I won’t claim to care or know who Karl Marx would vote, for mainly because he’s dead and we have to make our own choices, but I know Marxism has distorted his views on history and revolution. Karl Marx admired Abraham Lincoln for knowing his historical role, not because Lincoln was a socialist. It’s absolutely true Lincoln was awful on a number of issues, including Native Americans, but he led America out of slavery to a new epoch in capitalism. Would today’s American left support the Union and The Republican party of that time? I almost doubt it… 

In a tour de force of language, Marx details Napoleon III’s rise to power. In The 18th Brumaire of Louis Bonaparte, when read closely, Marx is critical of everyone, including the working classes. Marx shows how the bumbler Bonaparte rises to power despite not having a clear plan. Does this remind you of anyone? My point is we have no canned responses on how to rise to historical moments and we should not fall victim to Orthodox Marxist ideas from the 20th century that produced the failing USSR and capitalist China. The idea that Marx spent a lot of time on how the working classes would create a revolution in his writing is a Marxist idealism. Karl never looked up to Nostradamus. The task at hand in 2024 is to find out what is best for today, that helps set conditions for tomorrow towards socialism. A deep fall into barbarism is not a step closer to socialism.

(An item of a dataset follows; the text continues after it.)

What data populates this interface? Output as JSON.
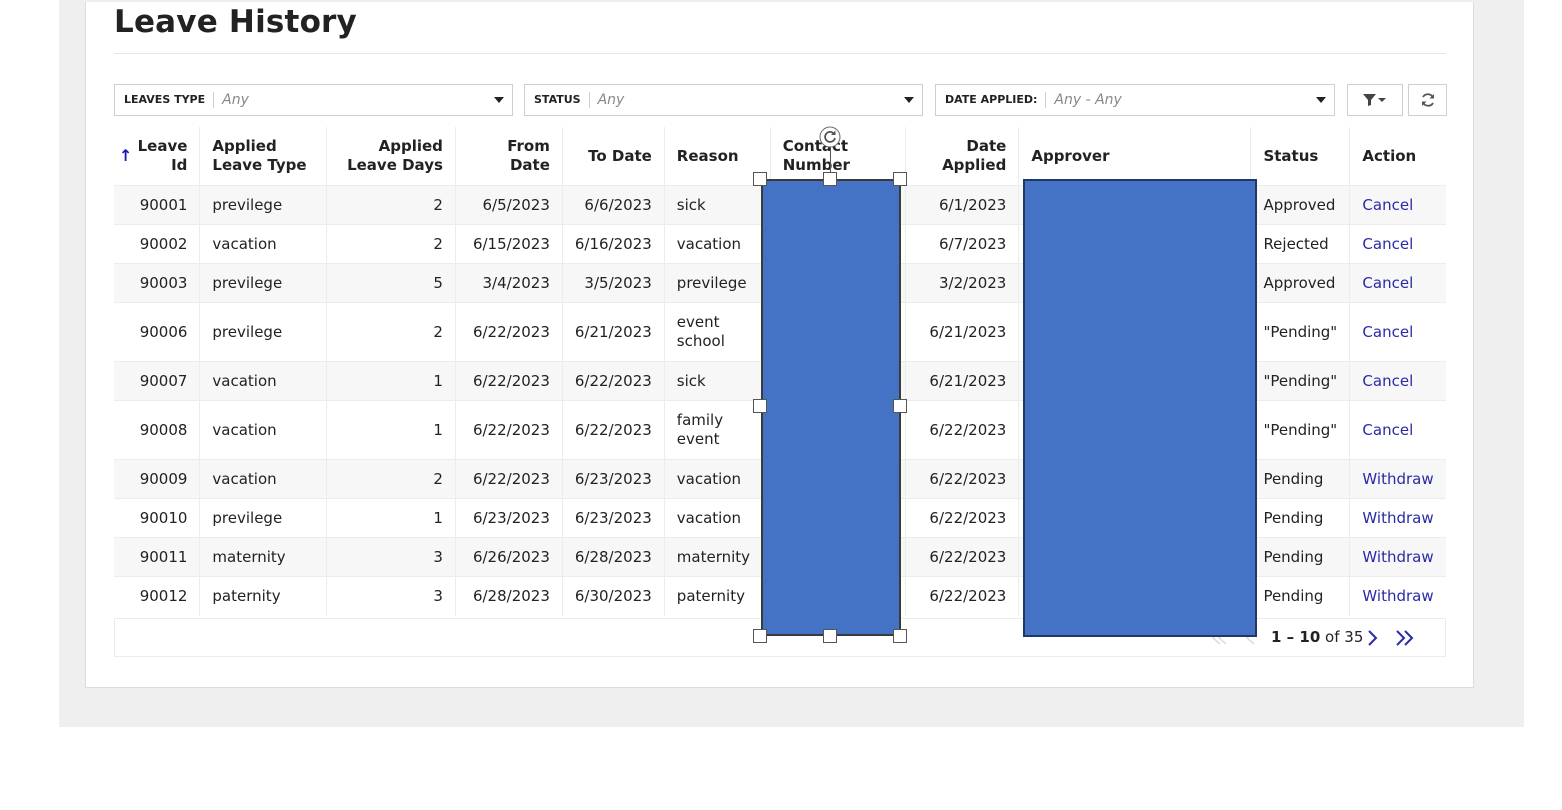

I firmly believe that a coalition of the American public needs to reject anti-abortion politics, reject anti-trans politics, and oppose any and all efforts to mistreat immigrants. I opened this essay with BLM summer not only to bash The Democratic Party. I cite it because it proved a coalition of decent people in modern America is possible; we just got blocked by the Democrats from defunding the police. To repeat myself, I have seen no evidence firsthand or otherwise that the Green Party or West has any ability to create that coalition. I don’t have clear answers on how to successfully launch a left party to beat Biden this year, so I refuse to waste my time on that. Now is the time to focus on preventing further barbarism, and if that means supporting the Democratic coalition I say so be it. A demand from the left of a constitutional convention is something I’m brainstorming for 2025 and beyond, as we must come up with a way to end the slavers’ constitution, expand liberty and justice for all, and make America about human values, not endless capitalism. Lesser evil voting isn’t a choice of moral values today, it’s about material reality. I like Marx and try to base all my political thinking around material reality. Do you really expect me or anyone to believe less liberty for women, trans folks and immigrants helps us get socialism? More barbarism is not the historical answer.